Several candidate mechanisms have been proposed for EVLA. First, our transmission measurements prove that laser irradiation remains available for direct heating of the vein wall by absorption of light as analysed by Mordon et al. [2]. However, this mechanism can only account for a small proportion of EVLA efficacy because the layer of carbonized blood absorbs between 30% and 70% of the light exiting the fibre tip, except perhaps for veins emptied of blood (see next paragraph). Second, the presence of a thin, heavily absorbing layer on the fibre tip during EVLA, shown in this study, strongly suggests that measured fibre tip temperatures of up to 1,200°C occur for any EVLA wavelength clinically in use. Thus, a major EVLA mechanism of action is the vein wall’s thermal response to heat diffusion from the hot fibre tip, as we have previously proposed [6]. The remaining two mechanisms are consequences of these high tip temperatures. Third, steam bubbles developing at the tip which damage the vein wall centimetres away when condensing [3, 5]. The importance of this mechanism remained unproven until recently, when our group identified the underlying physics of the exceptional efficacy of boiling vapour bubbles in transferring the heat from the hot fibre tip to the vein wall (van der Geld et al., submitted for publication). Finally fourth, direct contact between the hot fibre tip and the wall [4, 5], actually also contributing to the development of the black layer on the fibre tip [16]. The wall perforations resulting from this contact are thus likely with all EVLA wavelengths in use.

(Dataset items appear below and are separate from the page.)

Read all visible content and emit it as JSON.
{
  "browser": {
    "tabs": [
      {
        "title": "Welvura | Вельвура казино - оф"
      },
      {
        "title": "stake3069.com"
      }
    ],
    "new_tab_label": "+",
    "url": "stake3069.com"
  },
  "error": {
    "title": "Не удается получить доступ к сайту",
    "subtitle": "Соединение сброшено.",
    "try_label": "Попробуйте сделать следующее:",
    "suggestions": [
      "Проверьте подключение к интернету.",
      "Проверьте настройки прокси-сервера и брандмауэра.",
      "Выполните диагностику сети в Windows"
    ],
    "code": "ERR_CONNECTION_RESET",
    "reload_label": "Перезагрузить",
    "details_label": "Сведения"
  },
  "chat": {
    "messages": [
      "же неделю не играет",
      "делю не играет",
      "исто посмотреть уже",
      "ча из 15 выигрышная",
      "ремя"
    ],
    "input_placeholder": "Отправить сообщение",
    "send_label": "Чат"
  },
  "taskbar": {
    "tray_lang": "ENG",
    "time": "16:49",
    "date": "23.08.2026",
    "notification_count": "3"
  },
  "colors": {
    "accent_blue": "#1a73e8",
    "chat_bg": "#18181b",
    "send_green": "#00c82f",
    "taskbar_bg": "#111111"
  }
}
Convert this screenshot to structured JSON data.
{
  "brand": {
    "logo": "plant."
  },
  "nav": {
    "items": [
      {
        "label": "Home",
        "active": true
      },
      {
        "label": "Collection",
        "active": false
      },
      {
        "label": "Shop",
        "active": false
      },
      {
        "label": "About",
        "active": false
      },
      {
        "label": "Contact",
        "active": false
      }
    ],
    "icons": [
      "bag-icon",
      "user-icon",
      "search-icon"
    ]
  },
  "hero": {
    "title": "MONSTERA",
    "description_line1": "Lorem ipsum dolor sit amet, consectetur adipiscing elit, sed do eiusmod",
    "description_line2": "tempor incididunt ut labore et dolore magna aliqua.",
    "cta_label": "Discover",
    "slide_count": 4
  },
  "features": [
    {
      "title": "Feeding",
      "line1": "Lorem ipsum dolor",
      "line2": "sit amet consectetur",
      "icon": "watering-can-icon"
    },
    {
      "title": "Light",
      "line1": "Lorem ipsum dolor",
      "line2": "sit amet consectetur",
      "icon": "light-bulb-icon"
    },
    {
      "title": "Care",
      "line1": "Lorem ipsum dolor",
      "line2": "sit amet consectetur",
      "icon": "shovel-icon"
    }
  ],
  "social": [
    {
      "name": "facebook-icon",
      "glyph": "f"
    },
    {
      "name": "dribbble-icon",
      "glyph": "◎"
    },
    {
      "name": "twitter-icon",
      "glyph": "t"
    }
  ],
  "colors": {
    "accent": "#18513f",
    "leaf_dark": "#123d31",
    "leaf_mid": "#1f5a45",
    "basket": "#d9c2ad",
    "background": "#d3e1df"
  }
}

Recently, Mordon and associates advocated that EVLA should be performed in a vein lumen drained of its blood by, for example, leg elevation and manual compression [17]. Obviously, our results only apply to EVLA performed in blood-filled veins.

In conclusion, we found strong evidence that all EVLA procedures in blood-filled veins deposit a heavily absorbing and thus exceedingly hot layer of carbonized blood on the fibre tip, causing concomitant tip damage. This major EVLA mechanism is not likely to have much wavelength dependence at similar delivered Joules per centimetre of vein. Optical–thermal interaction between the vein wall and the transmitted laser light depends on wavelength.